Re: [PATCH] static_call,x86: Robustify trampoline patching

From: Peter Zijlstra
Date: Sat Oct 30 2021 - 04:19:17 EST


On Sat, Oct 30, 2021 at 09:47:58AM +0200, Peter Zijlstra wrote:
> On Fri, Oct 29, 2021 at 10:03:24PM +0200, Peter Zijlstra wrote:
>
> > So I had a bit of a peek at what clang generates:
> >
> > 3fa4: 48 c7 c7 00 00 00 00 mov $0x0,%rdi 3fa7: R_X86_64_32S __SCK__x86_pmu_handle_irq
> > 3fab: 48 c7 c6 00 00 00 00 mov $0x0,%rsi 3fae: R_X86_64_32S __SCT__x86_pmu_handle_irq.cfi_jt
> > 3fb2: e8 00 00 00 00 call 3fb7 <init_hw_perf_events+0x1dc> 3fb3: R_X86_64_PLT32 __static_call_update-0x4
> >
> > So this then gives the trampoline jump table entry to
> > __static_call_update(), with the result that it will rewrite the
> > jump-table entry, not the trampoline!
> >
> > Now it so happens that the trampoline looks *exactly* like the
> > jump-table entry (one jmp.d32 instruction), so in that regards it'll
> > again 'work'.
> >
> > But this is all really, as in *really*, wrong.
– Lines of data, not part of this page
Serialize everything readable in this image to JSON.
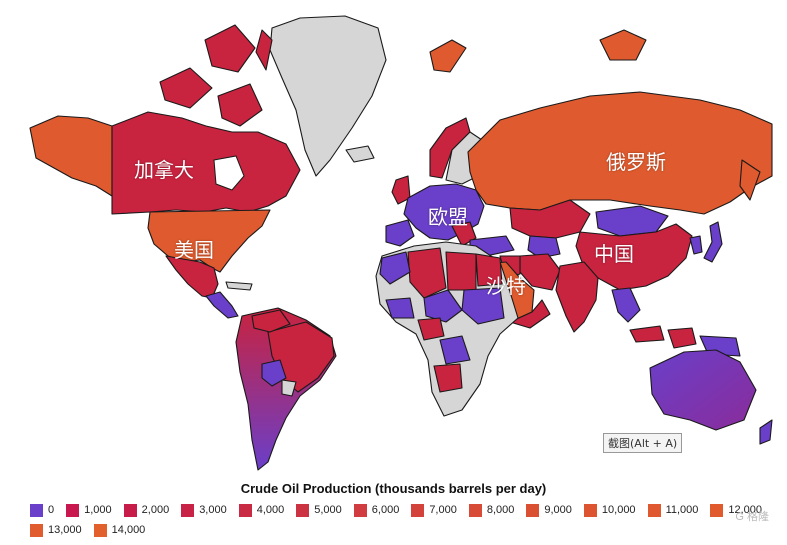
{
  "labels": {
    "canada": "加拿大",
    "usa": "美国",
    "russia": "俄罗斯",
    "eu": "欧盟",
    "china": "中国",
    "saudi": "沙特"
  },
  "tooltip": "截图(Alt + A)",
  "legend": {
    "title": "Crude Oil Production (thousands barrels per day)",
    "items": [
      {
        "label": "0",
        "color": "#6a3fc9"
      },
      {
        "label": "1,000",
        "color": "#c8184f"
      },
      {
        "label": "2,000",
        "color": "#c71c4a"
      },
      {
        "label": "3,000",
        "color": "#c82246"
      },
      {
        "label": "4,000",
        "color": "#c92a44"
      },
      {
        "label": "5,000",
        "color": "#cc3342"
      },
      {
        "label": "6,000",
        "color": "#d03c3f"
      },
      {
        "label": "7,000",
        "color": "#d4433b"
      },
      {
        "label": "8,000",
        "color": "#d84b37"
      },
      {
        "label": "9,000",
        "color": "#da5033"
      },
      {
        "label": "10,000",
        "color": "#dd5530"
      },
      {
        "label": "11,000",
        "color": "#df582f"
      },
      {
        "label": "12,000",
        "color": "#e05a2e"
      },
      {
        "label": "13,000",
        "color": "#e05b2d"
      },
      {
        "label": "14,000",
        "color": "#e2602c"
      }
    ]
  },
  "colors": {
    "orange": "#df5a2e",
    "red": "#c8233f",
    "purple": "#6a3fc9",
    "gray": "#d6d6d6"
  },
  "watermark": "G 格隆"
}
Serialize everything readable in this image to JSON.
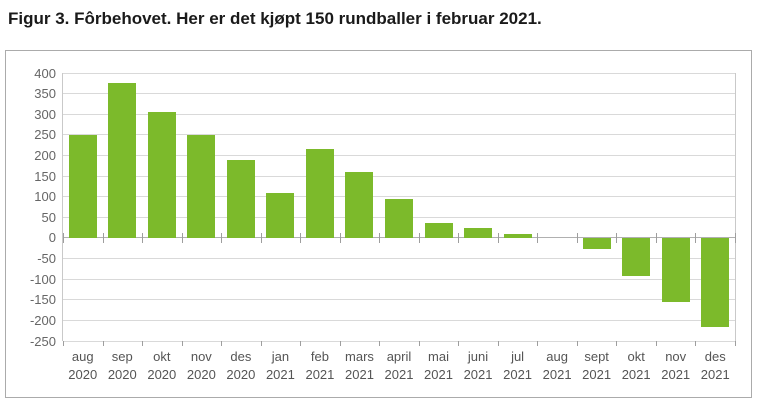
{
  "title": "Figur 3. Fôrbehovet. Her er det kjøpt 150 rundballer i februar 2021.",
  "chart_data": {
    "type": "bar",
    "title": "Figur 3. Fôrbehovet. Her er det kjøpt 150 rundballer i februar 2021.",
    "categories": [
      "aug 2020",
      "sep 2020",
      "okt 2020",
      "nov 2020",
      "des 2020",
      "jan 2021",
      "feb 2021",
      "mars 2021",
      "april 2021",
      "mai 2021",
      "juni 2021",
      "jul 2021",
      "aug 2021",
      "sept 2021",
      "okt 2021",
      "nov 2021",
      "des 2021"
    ],
    "x_tick_months": [
      "aug",
      "sep",
      "okt",
      "nov",
      "des",
      "jan",
      "feb",
      "mars",
      "april",
      "mai",
      "juni",
      "jul",
      "aug",
      "sept",
      "okt",
      "nov",
      "des"
    ],
    "x_tick_years": [
      "2020",
      "2020",
      "2020",
      "2020",
      "2020",
      "2021",
      "2021",
      "2021",
      "2021",
      "2021",
      "2021",
      "2021",
      "2021",
      "2021",
      "2021",
      "2021",
      "2021"
    ],
    "values": [
      250,
      375,
      305,
      250,
      190,
      110,
      215,
      160,
      95,
      35,
      25,
      10,
      0,
      -25,
      -90,
      -155,
      -215
    ],
    "y_ticks": [
      400,
      350,
      300,
      250,
      200,
      150,
      100,
      50,
      0,
      -50,
      -100,
      -150,
      -200,
      -250
    ],
    "ylim": [
      -250,
      400
    ],
    "ytick_step": 50,
    "xlabel": "",
    "ylabel": "",
    "grid": true,
    "legend": false,
    "colors": {
      "bar": "#7cba2b",
      "grid": "#d9d9d9",
      "zero_axis": "#b0b0b0",
      "plot_border": "#c9c9c9",
      "box_border": "#ababab",
      "tick": "#9e9e9e",
      "y_label_text": "#666666",
      "x_label_text": "#555555",
      "title_text": "#1a1a1a",
      "background": "#ffffff"
    }
  }
}
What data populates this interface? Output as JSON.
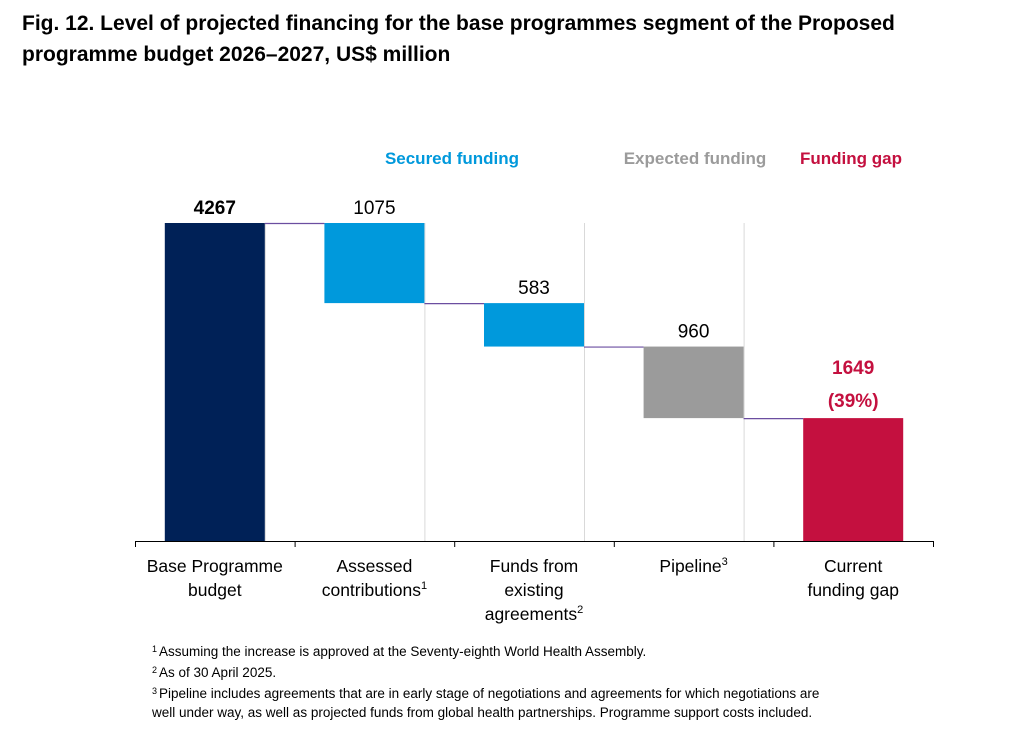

And I'm really sad I'm
> > the one to have to discover this, even though I've mentioned
> > static_call()s being tricky in previous reviews.
>
> The below makes the clang-cfi build properly sick:
>
> [ 0.000000] trampoline signature fail
> [ 0.000000] ------------[ cut here ]------------
> [ 0.000000] kernel BUG at arch/x86/kernel/static_call.c:65!

So fundamentally I think the whole notion that the address of a function
is something different than 'the address of that function' is an *utter*
fail.

So things like FineIBT use a scheme where they pass a hash value along
with the indirect call, which is veryfied at the other end. Can't we
adjust it like:


foo.cfi:
endbr
xorl $0xdeadbeef, %r10d
jz foo
ud2
nop # make it an even 16 bytes
foo:
# actual function text


Then have the address of foo, be the address of foo, like any normal
sane person would expect. Have direct calls to foo, go to foo, again, as
expected.

When doing an indirect call (to r11, as clang does), then, and only
then, do:

movl $0xdeadbeef, %r10d
subq $0x10, %r11
call *%r11

# if the r11 lives, add:
addq $0x10, %r11


Then only when caller and callee agree 0xdeadbeef is the password, does
the indirect call go through.

Why isn't this a suitable CFI scheme even without IBT?